Only duplicate sales
- SELECT sales_date AS 'Date', sales_qty AS 'Qty', COUNT(*) AS 'Num'
- FROM sales
- GROUP BY sales_date, sales_qty
- HAVING (COUNT(*) > 1);
Date Qty Num ----------------------- --------------------------------------- ----------- 2006-07-06 19:01:01.000 1.00 5 2006-06-06 17:01:01.000 2.00 4 2006-05-06 16:01:01.000 3.00 4 2006-04-06 15:01:01.000 4.00 3 2006-03-06 14:01:01.000 5.00 2 2006-02-06 13:01:01.000 6.00 2 2006-01-06 12:01:01.000 7.00 4 2005-12-06 11:01:01.000 8.00 4 2005-11-06 10:01:01.000 9.00 4 2005-10-06 10:01:01.000 10.00 4 (10 row(s) affected)

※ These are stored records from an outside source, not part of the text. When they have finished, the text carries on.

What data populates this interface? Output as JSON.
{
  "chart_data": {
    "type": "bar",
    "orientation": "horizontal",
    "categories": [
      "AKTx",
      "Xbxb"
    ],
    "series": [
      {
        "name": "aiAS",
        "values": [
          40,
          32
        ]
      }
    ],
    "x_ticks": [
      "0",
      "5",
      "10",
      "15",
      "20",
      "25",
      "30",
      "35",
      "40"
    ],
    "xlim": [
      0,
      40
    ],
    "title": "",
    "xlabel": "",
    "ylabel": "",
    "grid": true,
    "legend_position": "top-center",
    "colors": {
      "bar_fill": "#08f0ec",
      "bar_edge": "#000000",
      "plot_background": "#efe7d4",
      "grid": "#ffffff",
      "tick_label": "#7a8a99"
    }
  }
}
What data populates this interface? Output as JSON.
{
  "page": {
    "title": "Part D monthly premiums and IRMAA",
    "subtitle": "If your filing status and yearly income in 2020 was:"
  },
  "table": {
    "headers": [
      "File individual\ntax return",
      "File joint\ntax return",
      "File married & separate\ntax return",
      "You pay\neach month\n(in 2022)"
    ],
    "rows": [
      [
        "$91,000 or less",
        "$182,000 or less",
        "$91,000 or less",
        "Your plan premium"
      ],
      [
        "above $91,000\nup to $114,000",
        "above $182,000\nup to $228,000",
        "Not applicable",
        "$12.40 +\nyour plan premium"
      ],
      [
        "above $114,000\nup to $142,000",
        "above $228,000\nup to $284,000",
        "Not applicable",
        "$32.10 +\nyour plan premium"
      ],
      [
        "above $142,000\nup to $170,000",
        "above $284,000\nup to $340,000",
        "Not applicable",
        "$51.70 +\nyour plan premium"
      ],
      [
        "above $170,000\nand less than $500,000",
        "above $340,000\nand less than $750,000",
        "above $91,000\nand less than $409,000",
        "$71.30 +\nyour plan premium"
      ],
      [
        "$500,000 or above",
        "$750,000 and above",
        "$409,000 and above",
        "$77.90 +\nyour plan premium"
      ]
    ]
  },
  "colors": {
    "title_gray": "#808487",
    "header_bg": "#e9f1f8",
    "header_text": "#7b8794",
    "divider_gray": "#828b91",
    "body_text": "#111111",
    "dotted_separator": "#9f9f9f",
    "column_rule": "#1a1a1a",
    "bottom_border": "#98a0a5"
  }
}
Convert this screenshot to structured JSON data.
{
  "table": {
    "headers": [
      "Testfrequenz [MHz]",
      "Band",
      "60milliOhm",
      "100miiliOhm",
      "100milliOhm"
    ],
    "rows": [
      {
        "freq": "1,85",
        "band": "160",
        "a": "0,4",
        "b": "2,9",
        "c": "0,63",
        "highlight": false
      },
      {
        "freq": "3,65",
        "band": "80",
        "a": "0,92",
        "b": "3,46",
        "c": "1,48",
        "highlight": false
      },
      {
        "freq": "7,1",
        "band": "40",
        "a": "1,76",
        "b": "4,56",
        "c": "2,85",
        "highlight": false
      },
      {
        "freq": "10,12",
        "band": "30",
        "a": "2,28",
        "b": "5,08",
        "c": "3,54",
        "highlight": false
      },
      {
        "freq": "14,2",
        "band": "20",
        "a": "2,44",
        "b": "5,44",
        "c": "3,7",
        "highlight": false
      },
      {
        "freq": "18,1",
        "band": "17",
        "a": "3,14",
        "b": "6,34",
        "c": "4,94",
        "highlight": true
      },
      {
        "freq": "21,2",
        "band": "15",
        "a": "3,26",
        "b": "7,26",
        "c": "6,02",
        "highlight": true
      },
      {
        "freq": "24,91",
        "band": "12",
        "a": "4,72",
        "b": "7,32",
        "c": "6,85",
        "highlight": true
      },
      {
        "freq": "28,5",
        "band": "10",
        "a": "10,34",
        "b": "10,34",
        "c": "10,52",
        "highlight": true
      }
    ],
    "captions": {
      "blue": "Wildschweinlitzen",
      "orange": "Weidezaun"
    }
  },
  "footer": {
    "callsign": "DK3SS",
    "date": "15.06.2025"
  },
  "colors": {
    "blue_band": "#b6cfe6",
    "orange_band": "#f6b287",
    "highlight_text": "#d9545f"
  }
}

- Note that this time, there are only 10 rows that are potential duplicates.
- These are potential duplicates. Why because the logic of what make a duplicate sale is flawed. Same date, same quantity does not guarantee that the sale is a duplicate. More info is needed.